I can look back and see how God has been drawing my attention to different layers of growth, supporting small steps along the way, and supporting a sense of focus on the proper order that needed to occur to support my overall journey. For example, shifting to a Christ-centered life and getting clear about how the sacrament of marriage can help shape the choices I make both needed to come first as main areas of focus. Now, it makes sense to focus on nutrition to support being able to better worship, love and serve. The changes that I am implementing today would have been too overwhelming back in 2014 when I anticipated it would be “the year” to do this type of work. Instead, it was like God was whispering to point in the direction we would be heading and building a foundation. I have been able to weave together different small pieces (some of which were just short-term at the time) in order to be ready for integrating into more comprehensive work now with a clear sense of purpose guiding my convictions.
Questions for Reflection:
- Which areas of growth seem to be ways in which God is supporting deeper work in your life right now?
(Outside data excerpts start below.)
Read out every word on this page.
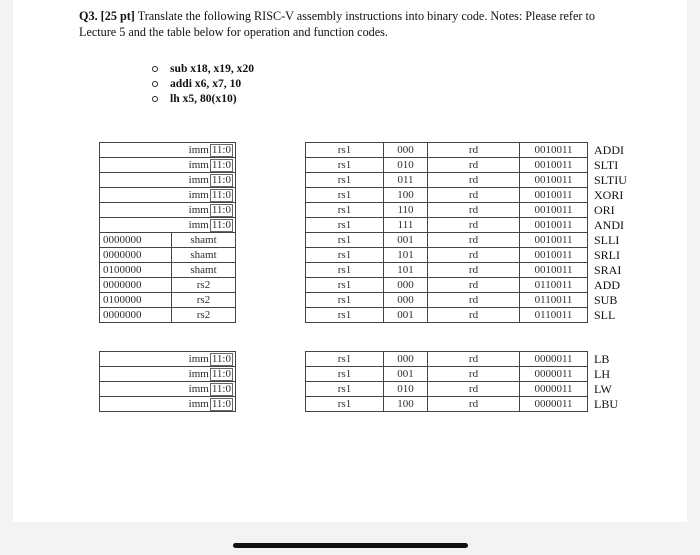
Q3. [25 pt] Translate the following RISC-V assembly instructions into binary code. Notes: Please refer to Lecture 5 and the table below for operation and function codes.
sub x18, x19, x20
addi x6, x7, 10
lh x5, 80(x10)
imm 11:0			rs1	000	rd	0010011	ADDI
imm 11:0			rs1	010	rd	0010011	SLTI
imm 11:0			rs1	011	rd	0010011	SLTIU
imm 11:0			rs1	100	rd	0010011	XORI
imm 11:0			rs1	110	rd	0010011	ORI
imm 11:0			rs1	111	rd	0010011	ANDI
0000000	shamt		rs1	001	rd	0010011	SLLI
0000000	shamt		rs1	101	rd	0010011	SRLI
0100000	shamt		rs1	101	rd	0010011	SRAI
0000000	rs2		rs1	000	rd	0110011	ADD
0100000	rs2		rs1	000	rd	0110011	SUB
0000000	rs2		rs1	001	rd	0110011	SLL
imm 11:0		rs1	000	rd	0000011	LB
imm 11:0		rs1	001	rd	0000011	LH
imm 11:0		rs1	010	rd	0000011	LW
imm 11:0		rs1	100	rd	0000011	LBU
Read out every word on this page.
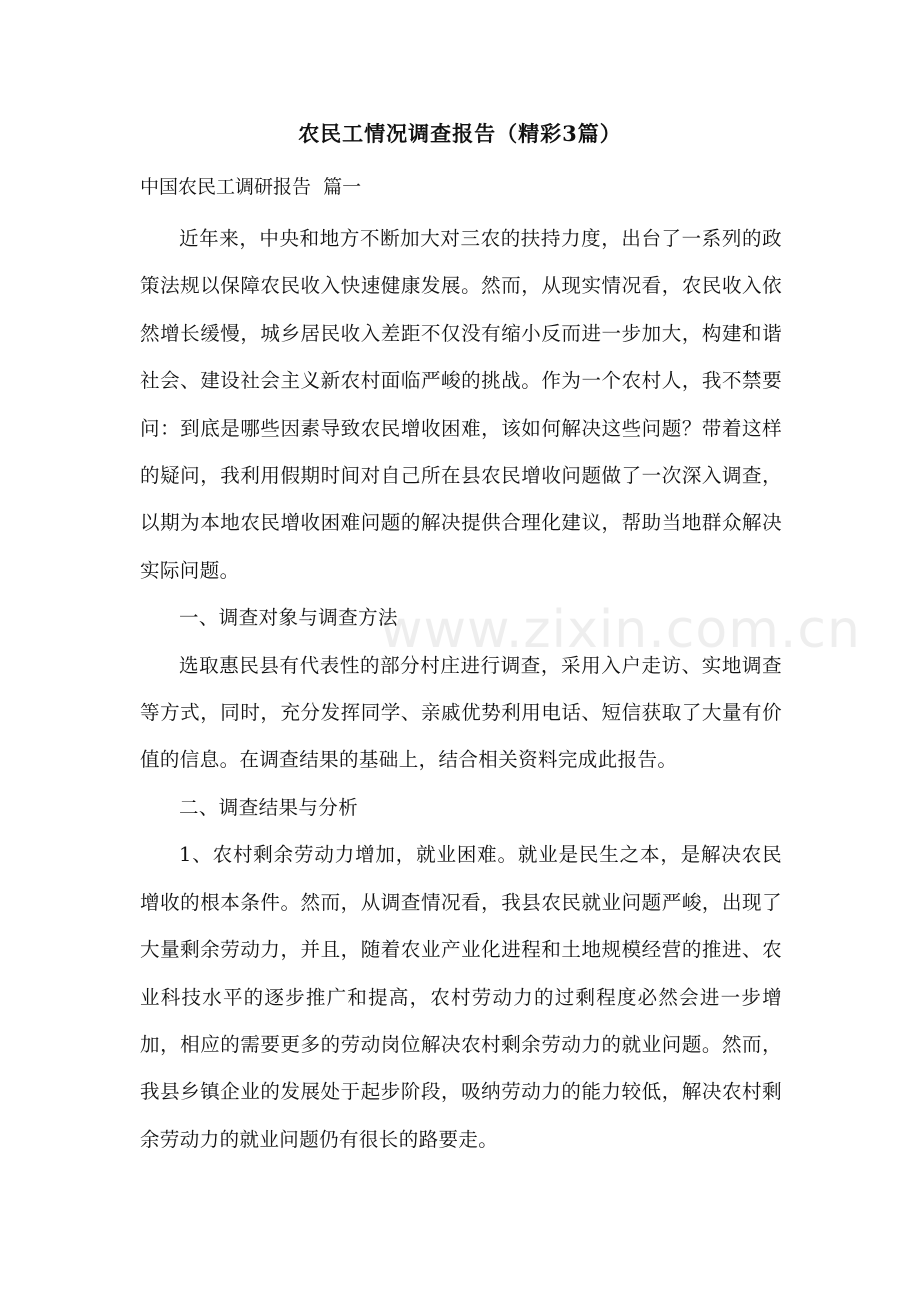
农民工情况调查报告（精彩3篇）

中国农民工调研报告  篇一

近年来，中央和地方不断加大对三农的扶持力度，出台了一系列的政策法规以保障农民收入快速健康发展。然而，从现实情况看，农民收入依然增长缓慢，城乡居民收入差距不仅没有缩小反而进一步加大，构建和谐社会、建设社会主义新农村面临严峻的挑战。作为一个农村人，我不禁要问：到底是哪些因素导致农民增收困难，该如何解决这些问题？带着这样的疑问，我利用假期时间对自己所在县农民增收问题做了一次深入调查，以期为本地农民增收困难问题的解决提供合理化建议，帮助当地群众解决实际问题。

一、调查对象与调查方法

选取惠民县有代表性的部分村庄进行调查，采用入户走访、实地调查等方式，同时，充分发挥同学、亲戚优势利用电话、短信获取了大量有价值的信息。在调查结果的基础上，结合相关资料完成此报告。

二、调查结果与分析

1、农村剩余劳动力增加，就业困难。就业是民生之本，是解决农民增收的根本条件。然而，从调查情况看，我县农民就业问题严峻，出现了大量剩余劳动力，并且，随着农业产业化进程和土地规模经营的推进、农业科技水平的逐步推广和提高，农村劳动力的过剩程度必然会进一步增加，相应的需要更多的劳动岗位解决农村剩余劳动力的就业问题。然而，我县乡镇企业的发展处于起步阶段，吸纳劳动力的能力较低，解决农村剩余劳动力的就业问题仍有很长的路要走。

www.zixin.com.cn
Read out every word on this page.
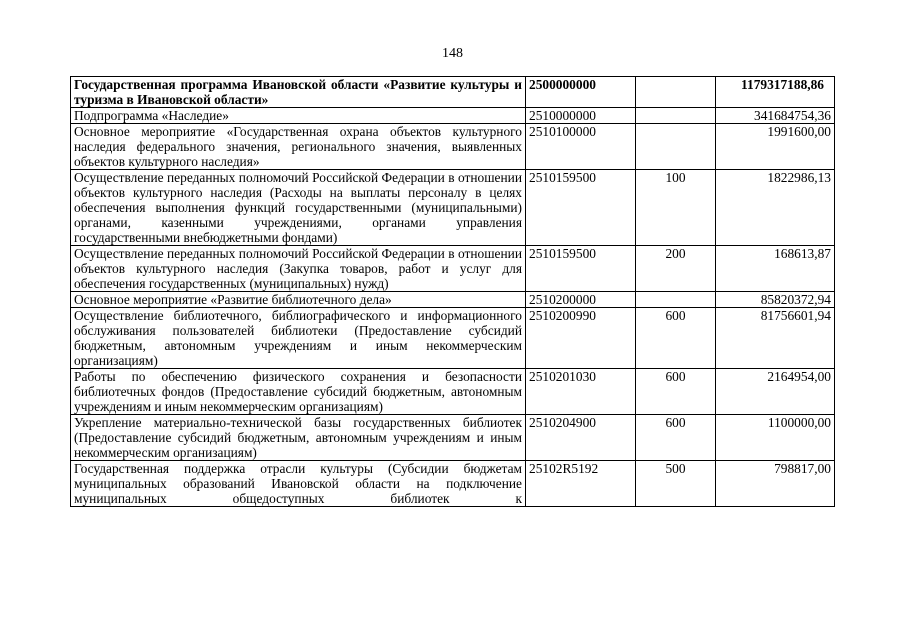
148
Государственная программа Ивановской области «Развитие культуры и туризма в Ивановской области»	2500000000		1179317188,86
Подпрограмма «Наследие»	2510000000		341684754,36
Основное мероприятие «Государственная охрана объектов культурного наследия федерального значения, регионального значения, выявленных объектов культурного наследия»	2510100000		1991600,00
Осуществление переданных полномочий Российской Федерации в отношении объектов культурного наследия (Расходы на выплаты персоналу в целях обеспечения выполнения функций государственными (муниципальными) органами, казенными учреждениями, органами управления государственными внебюджетными фондами)	2510159500	100	1822986,13
Осуществление переданных полномочий Российской Федерации в отношении объектов культурного наследия (Закупка товаров, работ и услуг для обеспечения государственных (муниципальных) нужд)	2510159500	200	168613,87
Основное мероприятие «Развитие библиотечного дела»	2510200000		85820372,94
Осуществление библиотечного, библиографического и информационного обслуживания пользователей библиотеки (Предоставление субсидий бюджетным, автономным учреждениям и иным некоммерческим организациям)	2510200990	600	81756601,94
Работы по обеспечению физического сохранения и безопасности библиотечных фондов (Предоставление субсидий бюджетным, автономным учреждениям и иным некоммерческим организациям)	2510201030	600	2164954,00
Укрепление материально-технической базы государственных библиотек (Предоставление субсидий бюджетным, автономным учреждениям и иным некоммерческим организациям)	2510204900	600	1100000,00
Государственная поддержка отрасли культуры (Субсидии бюджетам муниципальных образований Ивановской области на подключение муниципальных общедоступных библиотек к	25102R5192	500	798817,00
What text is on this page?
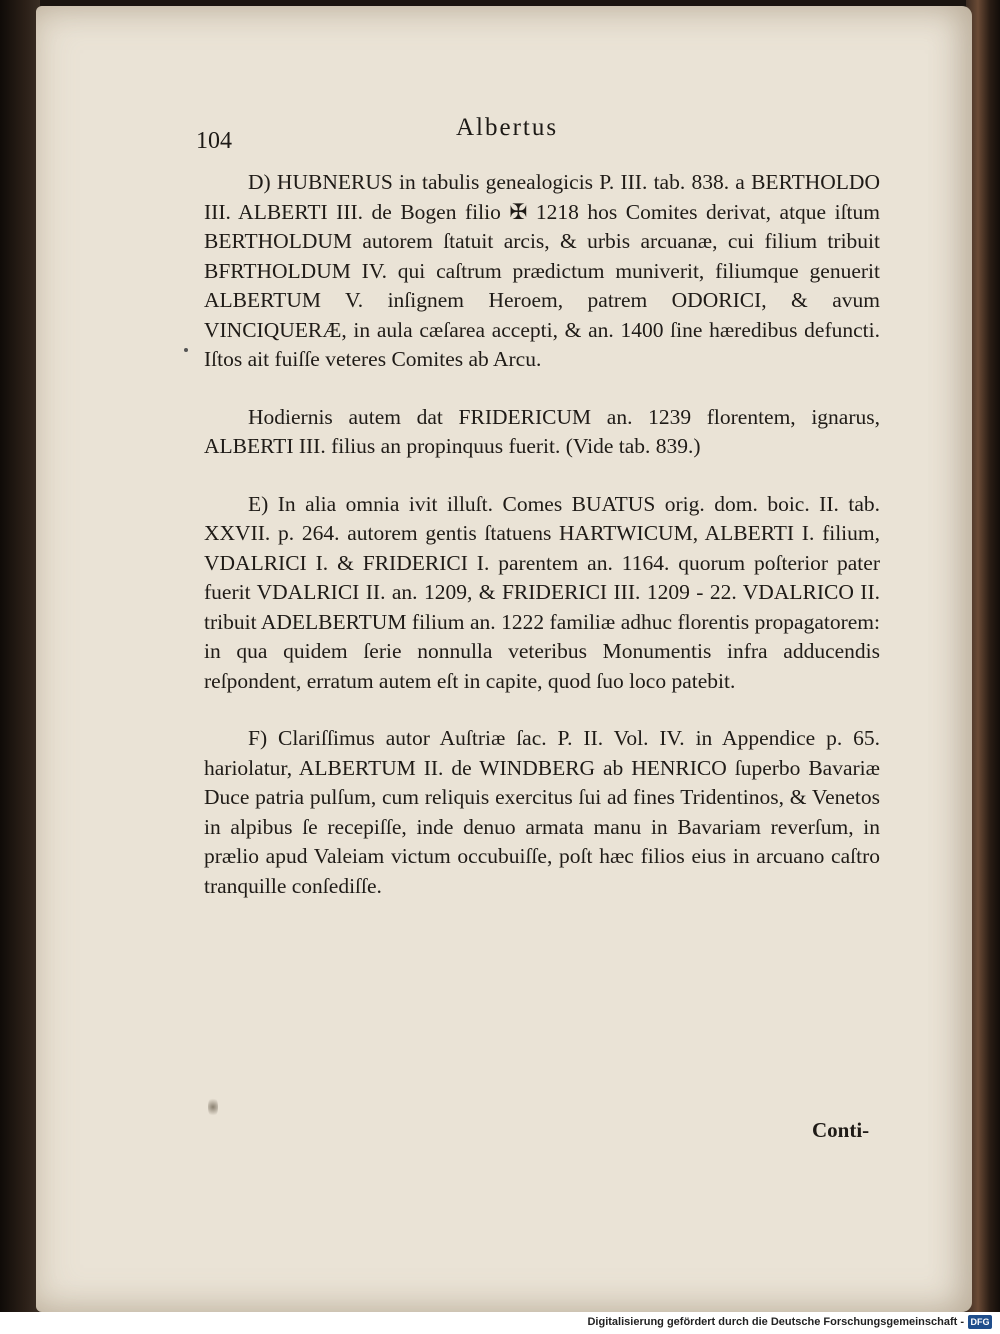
104	Albertus

D) HUBNERUS in tabulis genealogicis P. III. tab. 838. a BERTHOLDO III. ALBERTI III. de Bogen filio ✠ 1218 hos Comites derivat, atque iſtum BERTHOLDUM autorem ſtatuit arcis, & urbis arcuanæ, cui filium tribuit BFRTHOLDUM IV. qui caſtrum prædictum muniverit, filiumque genuerit ALBERTUM V. inſignem Heroem, patrem ODORICI, & avum VINCIQUERÆ, in aula cæſarea accepti, & an. 1400 ſine hæredibus defuncti. Iſtos ait fuiſſe veteres Comites ab Arcu.

Hodiernis autem dat FRIDERICUM an. 1239 florentem, ignarus, ALBERTI III. filius an propinquus fuerit. (Vide tab. 839.)

E) In alia omnia ivit illuſt. Comes BUATUS orig. dom. boic. II. tab. XXVII. p. 264. autorem gentis ſtatuens HARTWICUM, ALBERTI I. filium, VDALRICI I. & FRIDERICI I. parentem an. 1164. quorum poſterior pater fuerit VDALRICI II. an. 1209, & FRIDERICI III. 1209 - 22. VDALRICO II. tribuit ADELBERTUM filium an. 1222 familiæ adhuc florentis propagatorem: in qua quidem ſerie nonnulla veteribus Monumentis infra adducendis reſpondent, erratum autem eſt in capite, quod ſuo loco patebit.

F) Clariſſimus autor Auſtriæ ſac. P. II. Vol. IV. in Appendice p. 65. hariolatur, ALBERTUM II. de WINDBERG ab HENRICO ſuperbo Bavariæ Duce patria pulſum, cum reliquis exercitus ſui ad fines Tridentinos, & Venetos in alpibus ſe recepiſſe, inde denuo armata manu in Bavariam reverſum, in prælio apud Valeiam victum occubuiſſe, poſt hæc filios eius in arcuano caſtro tranquille conſediſſe.

Conti-
Digitalisierung gefördert durch die Deutsche Forschungsgemeinschaft - DFG
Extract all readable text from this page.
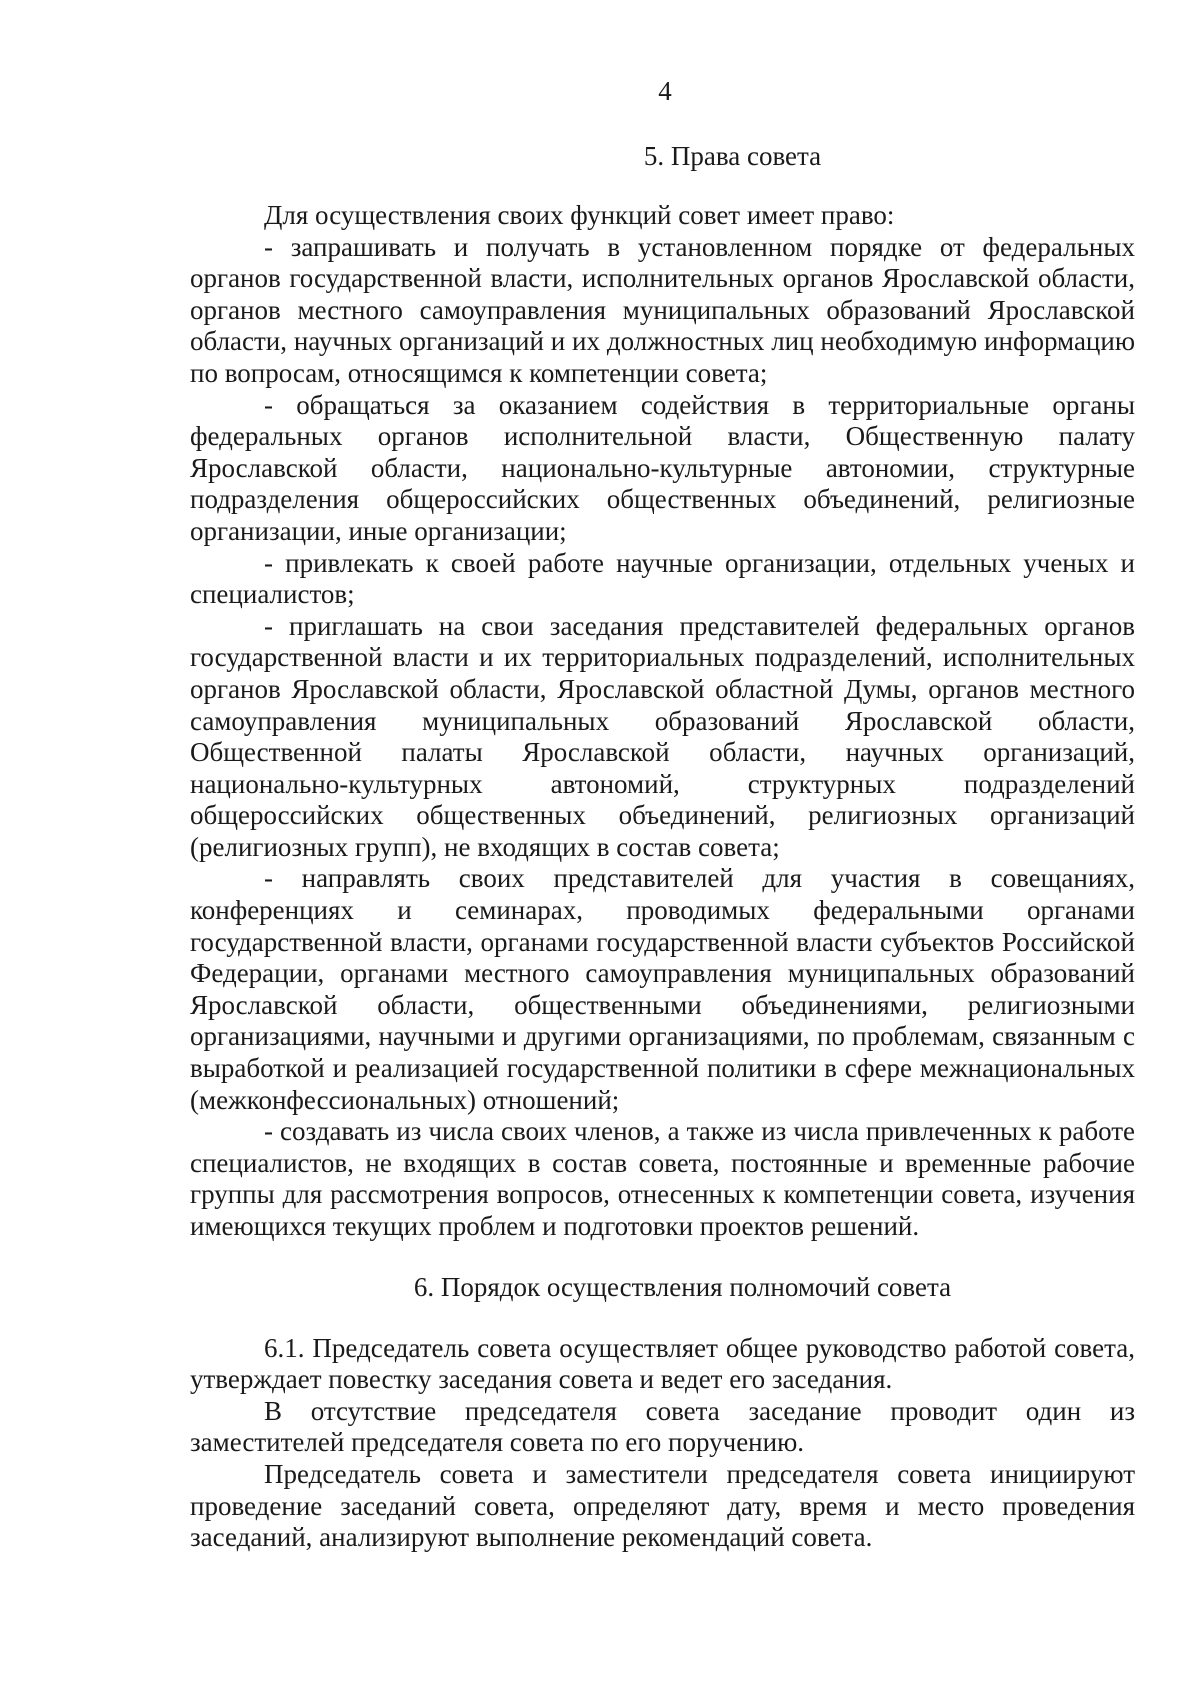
4
5. Права совета

Для осуществления своих функций совет имеет право:

- запрашивать и получать в установленном порядке от федеральных органов государственной власти, исполнительных органов Ярославской области, органов местного самоуправления муниципальных образований Ярославской области, научных организаций и их должностных лиц необходимую информацию по вопросам, относящимся к компетенции совета;

- обращаться за оказанием содействия в территориальные органы федеральных органов исполнительной власти, Общественную палату Ярославской области, национально-культурные автономии, структурные подразделения общероссийских общественных объединений, религиозные организации, иные организации;

- привлекать к своей работе научные организации, отдельных ученых и специалистов;

- приглашать на свои заседания представителей федеральных органов государственной власти и их территориальных подразделений, исполнительных органов Ярославской области, Ярославской областной Думы, органов местного самоуправления муниципальных образований Ярославской области, Общественной палаты Ярославской области, научных организаций, национально-культурных автономий, структурных подразделений общероссийских общественных объединений, религиозных организаций (религиозных групп), не входящих в состав совета;

- направлять своих представителей для участия в совещаниях, конференциях и семинарах, проводимых федеральными органами государственной власти, органами государственной власти субъектов Российской Федерации, органами местного самоуправления муниципальных образований Ярославской области, общественными объединениями, религиозными организациями, научными и другими организациями, по проблемам, связанным с выработкой и реализацией государственной политики в сфере межнациональных (межконфессиональных) отношений;

- создавать из числа своих членов, а также из числа привлеченных к работе специалистов, не входящих в состав совета, постоянные и временные рабочие группы для рассмотрения вопросов, отнесенных к компетенции совета, изучения имеющихся текущих проблем и подготовки проектов решений.

6. Порядок осуществления полномочий совета

6.1. Председатель совета осуществляет общее руководство работой совета, утверждает повестку заседания совета и ведет его заседания.

В отсутствие председателя совета заседание проводит один из заместителей председателя совета по его поручению.

Председатель совета и заместители председателя совета инициируют проведение заседаний совета, определяют дату, время и место проведения заседаний, анализируют выполнение рекомендаций совета.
- Which areas feel like they come up again and again but it is a challenge to dedicate the energy and focus to make bigger, more substantial changes?
- What are the small changes or intentions that you are making/have been making, even if short in duration, that might be supporting deep work in the future in those areas?
- Looking back over a span of time (years, decades), what evidence can you see of how you have been growing that can provide encouragement when you feel like you are in the same place? Which experiences or seasons have stretched you but ultimately supported growth as a result of the challenges?